¿Dónde va todo aquello que se pierde en el tiempo? Los gritos, las miasmas, el amor de un padre pronto al suicidio del aburrimiento, las tetas de la novia sin nombre, el sabor de las lentejas de un día con el invierno clavado en la espalda, los días de piojos y ladillas, el estucado recuerdo de un perro bidimensional dibujado por ciento cincuenta caballos en la Nacional VI ¿Desaparecen sin más, licuados por los regurgitados fluidos digestivos de las moscas, o permanecen vivos, pigmentado un cáncer de vida con un nombre de cuatro sílabas?
Estas preguntas bullen últimamente desnucadas en la cabeza de Yamil Duque, el eterno paciente de la habitación 417, que después de doce años amordazando decibelios, ha abandonado hace escasamente diez minutos, el traslúcido universo del coma.
Y ahora, mientras el mundo se convierte en un enorme interrogante de trapo, Yamil, convertido en simbionte por desgracia de Dios con una cama de hospital, hurga con su cerebro alquilado, en aquella lluviosa noche en la que Roy Batty sintió que le sudaba el culo: “Yo he visto cosas que vosotros no creeríais. Atacar naves en llamas más allá de Orión. He visto rayos-C brillar en la oscuridad cerca de la Puerta de Tannhäuser. Todos esos momentos se perderán en el tiempo, como lágrimas en la lluvia. Es hora de morir.” Precioso. Con la salvedad de que el repertorio vital de Yamil es algo más prosaico, más vulgar, más erecto y cavernoso; lo mismo que una cena de lujo con una cubertería de Ikea, igual que una hermosa mujer de la que brota un pene de veinticinco centímetros.
Con el lento reptar de una babosa, Yamil se ha dejado caer de la cama y avanza anélido hacia la ventana de la habitación con el firme propósito de hacer que su petiseco cuerpo, se doble en alfeizares sobre sí mismo y caiga, henchido de gravedad, sobre la cerviz de una realidad que hace demasiadas preguntas.
Media hora después, Nuria, la enfermera sin sujetador que hace de los espejos cuadros de Velázquez, entra en la 417 esperando que Yamil, su amante comatoso vuelva a estar a la altura del pasado viernes. Ella está buena, pero qué quieres, el “pan within” sólo lo consigue con el inconsciente y regio falo que resta de los veintiséis, tres centímetros.
Nuria nunca había visto los verdes ojos de Yamil vivos, de pájaro, definiendo el “Día mundial de la vuelta al presente”, como “el coño depilado, seco y saturado de un Tesla Roadster”.

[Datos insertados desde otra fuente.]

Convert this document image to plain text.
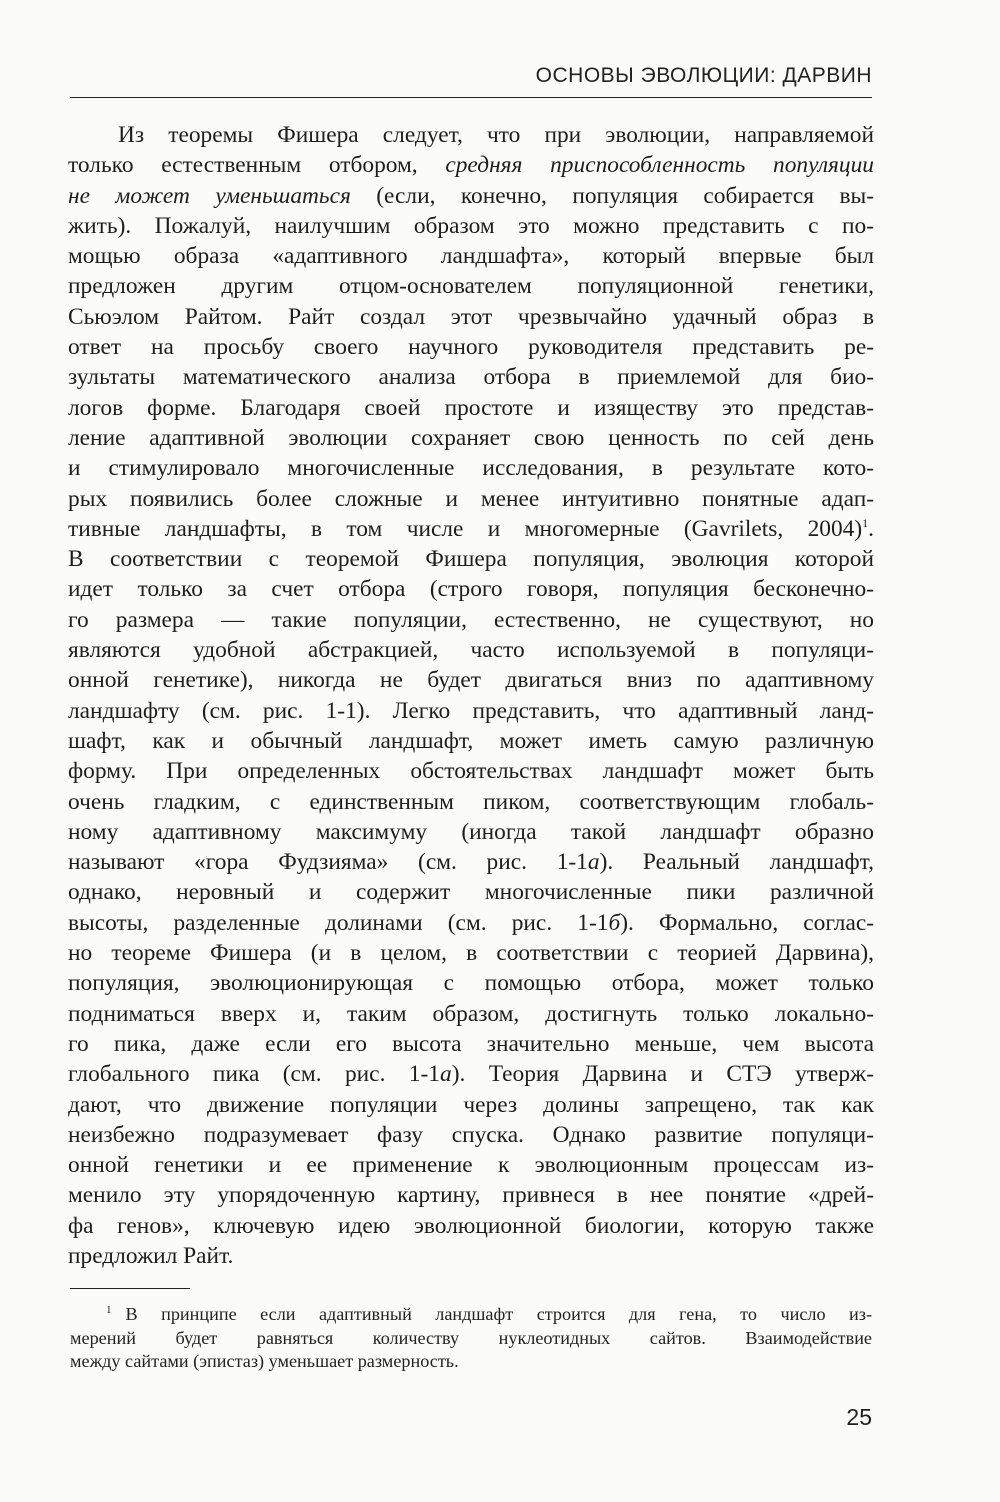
ОСНОВЫ ЭВОЛЮЦИИ: ДАРВИН
Из теоремы Фишера следует, что при эволюции, направляемой
только естественным отбором, средняя приспособленность популяции
не может уменьшаться (если, конечно, популяция собирается вы-
жить). Пожалуй, наилучшим образом это можно представить с по-
мощью образа «адаптивного ландшафта», который впервые был
предложен другим отцом-основателем популяционной генетики,
Сьюэлом Райтом. Райт создал этот чрезвычайно удачный образ в
ответ на просьбу своего научного руководителя представить ре-
зультаты математического анализа отбора в приемлемой для био-
логов форме. Благодаря своей простоте и изяществу это представ-
ление адаптивной эволюции сохраняет свою ценность по сей день
и стимулировало многочисленные исследования, в результате кото-
рых появились более сложные и менее интуитивно понятные адап-
тивные ландшафты, в том числе и многомерные (Gavrilets, 2004)$^1$.
В соответствии с теоремой Фишера популяция, эволюция которой
идет только за счет отбора (строго говоря, популяция бесконечно-
го размера — такие популяции, естественно, не существуют, но
являются удобной абстракцией, часто используемой в популяци-
онной генетике), никогда не будет двигаться вниз по адаптивному
ландшафту (см. рис. 1-1). Легко представить, что адаптивный ланд-
шафт, как и обычный ландшафт, может иметь самую различную
форму. При определенных обстоятельствах ландшафт может быть
очень гладким, с единственным пиком, соответствующим глобаль-
ному адаптивному максимуму (иногда такой ландшафт образно
называют «гора Фудзияма» (см. рис. 1-1а). Реальный ландшафт,
однако, неровный и содержит многочисленные пики различной
высоты, разделенные долинами (см. рис. 1-1б). Формально, соглас-
но теореме Фишера (и в целом, в соответствии с теорией Дарвина),
популяция, эволюционирующая с помощью отбора, может только
подниматься вверх и, таким образом, достигнуть только локально-
го пика, даже если его высота значительно меньше, чем высота
глобального пика (см. рис. 1-1а). Теория Дарвина и СТЭ утверж-
дают, что движение популяции через долины запрещено, так как
неизбежно подразумевает фазу спуска. Однако развитие популяци-
онной генетики и ее применение к эволюционным процессам из-
менило эту упорядоченную картину, привнеся в нее понятие «дрей-
фа генов», ключевую идею эволюционной биологии, которую также
предложил Райт.
$^1$ В принципе если адаптивный ландшафт строится для гена, то число из-
мерений будет равняться количеству нуклеотидных сайтов. Взаимодействие
между сайтами (эпистаз) уменьшает размерность.
25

Por las neuronas de Nuria, suscritas a Spotify, se reproduce la versión de estudio de “Run to you”. La ostia.
– ¿Tú eres la que me folla todos los viernes, verdad? Lo he sabido por tu perfume. Huele a Magnolias.
– ¡Por favor, Yamil, no tires esa polla a los gusanos! Sin ella, el espacio-tiempo se curva y se me mete en el culo. No lances mi único placer a los cerdos. Si no quieres hacerlo por mí, duerme de nuevo tu presente para eliminar tu futuro de gilipollas, maricas, políticos de prostíbulo y mentiras piadosas. Tendrás a cambio mi vagina, un eterno feminismo de pacotilla y un dulce estímulo con olor a sardinas.
Dios, suele masturbarse un par de veces por semana, lo mismo que Yamil Duque que, una vez de regreso a la cama y a la derecha del padre, una inyección de pentobarbital le hizo conjugar el “ella folla” con una magnolia en la boca hasta que James Webb volvió a decir:
“Siempre hemos sabido que algo así iba a pasar tarde o temprano … ¿quién hubiera pensado que la primera tragedia sería en tierra?